Puritan-Driven Snow Job
MOVIE REVIEW
The White Ribbon (2009)
Films du Losange/Sony Pictures Classics
In “The White Ribbon” Michael Haneke does Bergman. That is to say, he approximates the Swedish master’s characteristically austere, rigidly formalist style that contains only the most slightly submerged sadistic undertones. The winner of the Palme d’or at the 2009 Cannes Film Festival, it’s an intermittently effective experiment that’s too often derailed by the pervasive sense of overcalculation.
The picture’s dictated — in a fashion that links it with much of Mr. Haneke’s work — by profoundly negative emotions and the pervasive threat of violence, here carried out by seemingly innocent children. It’s set in a Bavarian village sometime before WWI, where strange, gruesome events start happening. A man is hung, a barn set ablaze, a child beaten and the town school teacher (Christian Friedel) tries to comprehend the incomprehensible.

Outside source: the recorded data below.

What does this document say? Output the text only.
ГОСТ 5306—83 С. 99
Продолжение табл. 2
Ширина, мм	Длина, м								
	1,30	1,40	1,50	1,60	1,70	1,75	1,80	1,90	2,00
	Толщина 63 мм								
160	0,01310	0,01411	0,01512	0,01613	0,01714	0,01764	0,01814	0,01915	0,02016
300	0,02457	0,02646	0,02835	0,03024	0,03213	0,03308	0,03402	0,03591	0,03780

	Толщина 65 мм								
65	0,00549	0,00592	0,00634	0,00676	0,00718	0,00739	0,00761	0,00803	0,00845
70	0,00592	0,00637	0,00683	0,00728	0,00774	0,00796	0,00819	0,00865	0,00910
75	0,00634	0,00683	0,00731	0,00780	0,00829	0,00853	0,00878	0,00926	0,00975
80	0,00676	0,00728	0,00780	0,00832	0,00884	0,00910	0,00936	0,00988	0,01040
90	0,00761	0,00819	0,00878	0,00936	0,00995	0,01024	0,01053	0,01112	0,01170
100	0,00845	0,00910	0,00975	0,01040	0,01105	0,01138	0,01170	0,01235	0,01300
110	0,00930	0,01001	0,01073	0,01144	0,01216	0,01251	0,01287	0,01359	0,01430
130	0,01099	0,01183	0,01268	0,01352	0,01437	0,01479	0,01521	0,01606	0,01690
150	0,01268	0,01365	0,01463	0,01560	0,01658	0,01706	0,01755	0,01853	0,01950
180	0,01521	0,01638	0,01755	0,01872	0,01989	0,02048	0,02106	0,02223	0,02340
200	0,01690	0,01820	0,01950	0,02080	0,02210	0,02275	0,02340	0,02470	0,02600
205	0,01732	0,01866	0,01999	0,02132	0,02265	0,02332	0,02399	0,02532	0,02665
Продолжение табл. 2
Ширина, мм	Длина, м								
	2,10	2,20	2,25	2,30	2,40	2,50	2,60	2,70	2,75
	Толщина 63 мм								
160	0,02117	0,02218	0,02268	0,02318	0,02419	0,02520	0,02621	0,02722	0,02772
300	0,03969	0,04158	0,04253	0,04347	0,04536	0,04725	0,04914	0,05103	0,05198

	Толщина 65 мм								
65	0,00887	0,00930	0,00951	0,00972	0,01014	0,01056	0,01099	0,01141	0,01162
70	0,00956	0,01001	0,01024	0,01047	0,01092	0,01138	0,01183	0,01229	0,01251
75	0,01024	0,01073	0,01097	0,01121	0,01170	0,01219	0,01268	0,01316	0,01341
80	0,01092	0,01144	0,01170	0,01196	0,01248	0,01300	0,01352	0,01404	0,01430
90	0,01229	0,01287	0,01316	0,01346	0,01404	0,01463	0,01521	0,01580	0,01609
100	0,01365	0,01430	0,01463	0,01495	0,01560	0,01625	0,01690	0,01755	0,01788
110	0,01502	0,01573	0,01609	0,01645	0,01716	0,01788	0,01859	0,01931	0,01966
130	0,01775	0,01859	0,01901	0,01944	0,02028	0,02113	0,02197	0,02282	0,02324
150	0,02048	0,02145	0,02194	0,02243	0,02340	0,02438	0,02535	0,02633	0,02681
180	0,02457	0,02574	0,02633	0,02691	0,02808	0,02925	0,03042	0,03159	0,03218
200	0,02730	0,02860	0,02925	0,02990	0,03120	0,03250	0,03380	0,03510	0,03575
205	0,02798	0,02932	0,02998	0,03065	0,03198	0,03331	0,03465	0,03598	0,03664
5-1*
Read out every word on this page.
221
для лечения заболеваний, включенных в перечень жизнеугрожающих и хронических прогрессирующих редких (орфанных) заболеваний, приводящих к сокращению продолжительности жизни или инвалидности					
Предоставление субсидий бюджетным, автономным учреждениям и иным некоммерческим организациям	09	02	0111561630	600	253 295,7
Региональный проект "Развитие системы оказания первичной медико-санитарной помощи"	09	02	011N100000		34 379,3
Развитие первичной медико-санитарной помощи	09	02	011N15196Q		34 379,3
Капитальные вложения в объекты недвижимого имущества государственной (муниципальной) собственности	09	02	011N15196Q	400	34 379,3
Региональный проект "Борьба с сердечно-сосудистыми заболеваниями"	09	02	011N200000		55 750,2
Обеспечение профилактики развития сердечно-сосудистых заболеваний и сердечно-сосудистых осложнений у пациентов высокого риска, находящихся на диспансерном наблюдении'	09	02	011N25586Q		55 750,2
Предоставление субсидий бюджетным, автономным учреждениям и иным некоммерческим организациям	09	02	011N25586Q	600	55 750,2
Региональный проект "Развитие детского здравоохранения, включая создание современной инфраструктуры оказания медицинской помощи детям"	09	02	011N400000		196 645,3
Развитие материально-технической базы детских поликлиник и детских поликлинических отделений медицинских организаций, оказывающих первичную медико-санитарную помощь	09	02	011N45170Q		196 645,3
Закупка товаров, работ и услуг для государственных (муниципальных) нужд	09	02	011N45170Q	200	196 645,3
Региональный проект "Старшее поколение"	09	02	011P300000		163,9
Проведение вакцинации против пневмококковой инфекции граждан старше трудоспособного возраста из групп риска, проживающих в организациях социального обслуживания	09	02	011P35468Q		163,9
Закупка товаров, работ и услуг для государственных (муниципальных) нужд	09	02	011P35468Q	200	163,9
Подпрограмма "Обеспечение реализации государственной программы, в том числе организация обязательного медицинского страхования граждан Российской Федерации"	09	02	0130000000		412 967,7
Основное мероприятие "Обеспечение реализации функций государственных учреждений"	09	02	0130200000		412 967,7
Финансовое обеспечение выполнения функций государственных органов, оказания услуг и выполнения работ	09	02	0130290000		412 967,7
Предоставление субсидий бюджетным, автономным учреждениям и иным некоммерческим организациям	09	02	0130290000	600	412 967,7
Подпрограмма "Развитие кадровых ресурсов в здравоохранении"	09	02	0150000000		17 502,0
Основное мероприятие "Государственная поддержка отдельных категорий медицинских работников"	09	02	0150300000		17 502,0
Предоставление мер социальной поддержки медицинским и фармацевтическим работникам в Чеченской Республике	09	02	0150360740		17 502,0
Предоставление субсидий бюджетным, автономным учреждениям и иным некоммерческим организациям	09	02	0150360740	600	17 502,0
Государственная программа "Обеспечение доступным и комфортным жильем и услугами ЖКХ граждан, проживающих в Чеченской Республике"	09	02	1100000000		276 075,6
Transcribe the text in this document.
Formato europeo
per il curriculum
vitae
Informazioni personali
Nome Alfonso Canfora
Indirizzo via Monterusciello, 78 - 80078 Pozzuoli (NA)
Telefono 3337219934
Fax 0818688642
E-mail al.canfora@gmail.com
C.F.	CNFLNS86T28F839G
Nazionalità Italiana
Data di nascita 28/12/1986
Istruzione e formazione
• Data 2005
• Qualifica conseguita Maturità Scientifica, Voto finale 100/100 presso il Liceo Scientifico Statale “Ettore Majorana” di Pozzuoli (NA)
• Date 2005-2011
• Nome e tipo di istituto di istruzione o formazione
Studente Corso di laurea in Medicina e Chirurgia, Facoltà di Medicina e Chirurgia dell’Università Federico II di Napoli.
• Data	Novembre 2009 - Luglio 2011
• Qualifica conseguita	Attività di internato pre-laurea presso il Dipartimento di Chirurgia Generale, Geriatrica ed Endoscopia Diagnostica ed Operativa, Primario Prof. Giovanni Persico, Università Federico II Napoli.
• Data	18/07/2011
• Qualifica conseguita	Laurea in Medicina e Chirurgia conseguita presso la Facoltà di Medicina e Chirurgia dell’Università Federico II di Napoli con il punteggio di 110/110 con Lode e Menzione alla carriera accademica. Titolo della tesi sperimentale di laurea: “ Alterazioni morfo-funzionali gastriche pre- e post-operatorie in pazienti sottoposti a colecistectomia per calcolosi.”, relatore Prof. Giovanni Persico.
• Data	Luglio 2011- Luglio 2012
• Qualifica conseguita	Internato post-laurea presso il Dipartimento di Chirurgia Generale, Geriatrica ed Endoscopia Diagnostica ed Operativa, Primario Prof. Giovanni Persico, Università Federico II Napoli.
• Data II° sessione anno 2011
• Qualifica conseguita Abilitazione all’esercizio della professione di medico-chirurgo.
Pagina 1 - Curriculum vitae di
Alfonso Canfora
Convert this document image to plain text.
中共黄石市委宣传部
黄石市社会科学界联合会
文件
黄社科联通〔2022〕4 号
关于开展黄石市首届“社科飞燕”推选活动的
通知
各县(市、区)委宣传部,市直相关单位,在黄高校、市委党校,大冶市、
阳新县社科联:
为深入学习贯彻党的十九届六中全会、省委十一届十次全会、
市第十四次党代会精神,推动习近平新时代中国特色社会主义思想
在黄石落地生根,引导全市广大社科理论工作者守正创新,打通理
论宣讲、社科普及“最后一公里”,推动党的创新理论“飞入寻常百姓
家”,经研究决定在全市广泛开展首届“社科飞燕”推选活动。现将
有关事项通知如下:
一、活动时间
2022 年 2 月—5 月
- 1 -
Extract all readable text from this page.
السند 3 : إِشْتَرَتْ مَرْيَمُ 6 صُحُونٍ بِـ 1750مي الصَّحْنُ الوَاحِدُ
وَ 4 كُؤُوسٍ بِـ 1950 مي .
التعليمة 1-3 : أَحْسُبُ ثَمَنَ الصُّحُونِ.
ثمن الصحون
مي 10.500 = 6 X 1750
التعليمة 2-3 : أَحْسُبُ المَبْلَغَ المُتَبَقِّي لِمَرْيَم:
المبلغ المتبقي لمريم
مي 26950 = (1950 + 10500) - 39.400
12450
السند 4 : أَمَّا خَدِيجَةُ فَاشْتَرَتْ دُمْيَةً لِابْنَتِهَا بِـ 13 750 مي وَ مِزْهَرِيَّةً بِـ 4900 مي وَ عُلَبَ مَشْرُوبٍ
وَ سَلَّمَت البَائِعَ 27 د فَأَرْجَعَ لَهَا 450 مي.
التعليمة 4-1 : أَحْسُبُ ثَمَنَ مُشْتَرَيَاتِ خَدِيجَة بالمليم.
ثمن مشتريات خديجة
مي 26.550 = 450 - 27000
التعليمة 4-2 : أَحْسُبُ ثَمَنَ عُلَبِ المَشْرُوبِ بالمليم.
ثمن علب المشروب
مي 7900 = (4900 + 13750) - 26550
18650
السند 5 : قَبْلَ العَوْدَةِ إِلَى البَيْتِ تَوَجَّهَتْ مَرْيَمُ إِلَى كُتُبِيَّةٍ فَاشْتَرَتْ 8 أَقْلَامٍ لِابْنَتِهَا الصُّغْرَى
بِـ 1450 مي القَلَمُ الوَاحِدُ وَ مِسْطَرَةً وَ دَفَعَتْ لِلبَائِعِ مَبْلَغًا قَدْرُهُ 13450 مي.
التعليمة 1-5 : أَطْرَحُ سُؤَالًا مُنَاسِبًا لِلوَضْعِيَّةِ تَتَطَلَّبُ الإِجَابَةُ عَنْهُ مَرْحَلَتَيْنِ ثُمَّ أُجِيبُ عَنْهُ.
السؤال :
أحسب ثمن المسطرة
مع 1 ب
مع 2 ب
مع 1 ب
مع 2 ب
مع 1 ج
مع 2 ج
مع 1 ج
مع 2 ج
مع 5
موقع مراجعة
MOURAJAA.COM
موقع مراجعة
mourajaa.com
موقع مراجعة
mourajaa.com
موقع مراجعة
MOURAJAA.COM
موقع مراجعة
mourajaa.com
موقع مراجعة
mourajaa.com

Characterized by sinister swells of music, the innocent façade put on by the actors and the suddenness with which the carnage comes forth, the movie can be a deeply unsettling experience. Shot with pristine, black-and-white simplicity, emphasizing close-ups and spare backgrounds, Mr. Haneke evokes an insular world cut off from the currents of modernity. Reliant on antiquated traditions and steadfast systems of order, the village presents the sort of atmosphere that breeds terrible secrets, perverse behavior and a gradual civilized breakdown.
But on a base level, “The White Ribbon” frequently comes across as more of a work of highfalutin sociology than compelling cinema. For Mr. Haneke, the milieu serves as a predicator for the cruel brutality of the Nazi regime and its hordes of enablers. The deep, dark impulses buried beneath the mannered façade here on the cusp of the Great War, become the operating principle two decades later. Restrained almost to a fault, with characters constricted by social mores and the writer-director’s endless manipulations, “The White Ribbon” succumbs to its artifice, a quasi-academic exercise in mood and style at the expense of character and story.
THE WHITE RIBBON
Opened on Dec. 30 in New York.
Written and directed by Michael Haneke; director of photography, Christian Berger; edited by Monika Willi; produced by Stefan Arndt, Veit Heiduschka, Margaret Menegoz and Andrea Occhipinti; released by Sony Pictures Classics. In German, with English subtitles. Running time: 2 hours 25 minutes. This film is rated R.
WITH: Ulrich Tukur (the Baron), Susanne Lothar (the Midwife), Christian Friedel (the Schoolteacher), Burghart Klaussner (the Pastor), Leonie Benesch (Eva), Josef Bierbichler (the Steward), Rainer Bock (the Doctor), Ernst Jacobi (the Narrator), Ursina Lardi (Marie-Louise, the Baroness), Fion Mutert (Sigmund), Branko Samarovski (the Farmer), Leonard Proxauf (Martin),Maria- Victoria Dragus (Klara) and Michael Kranz (the Tutor).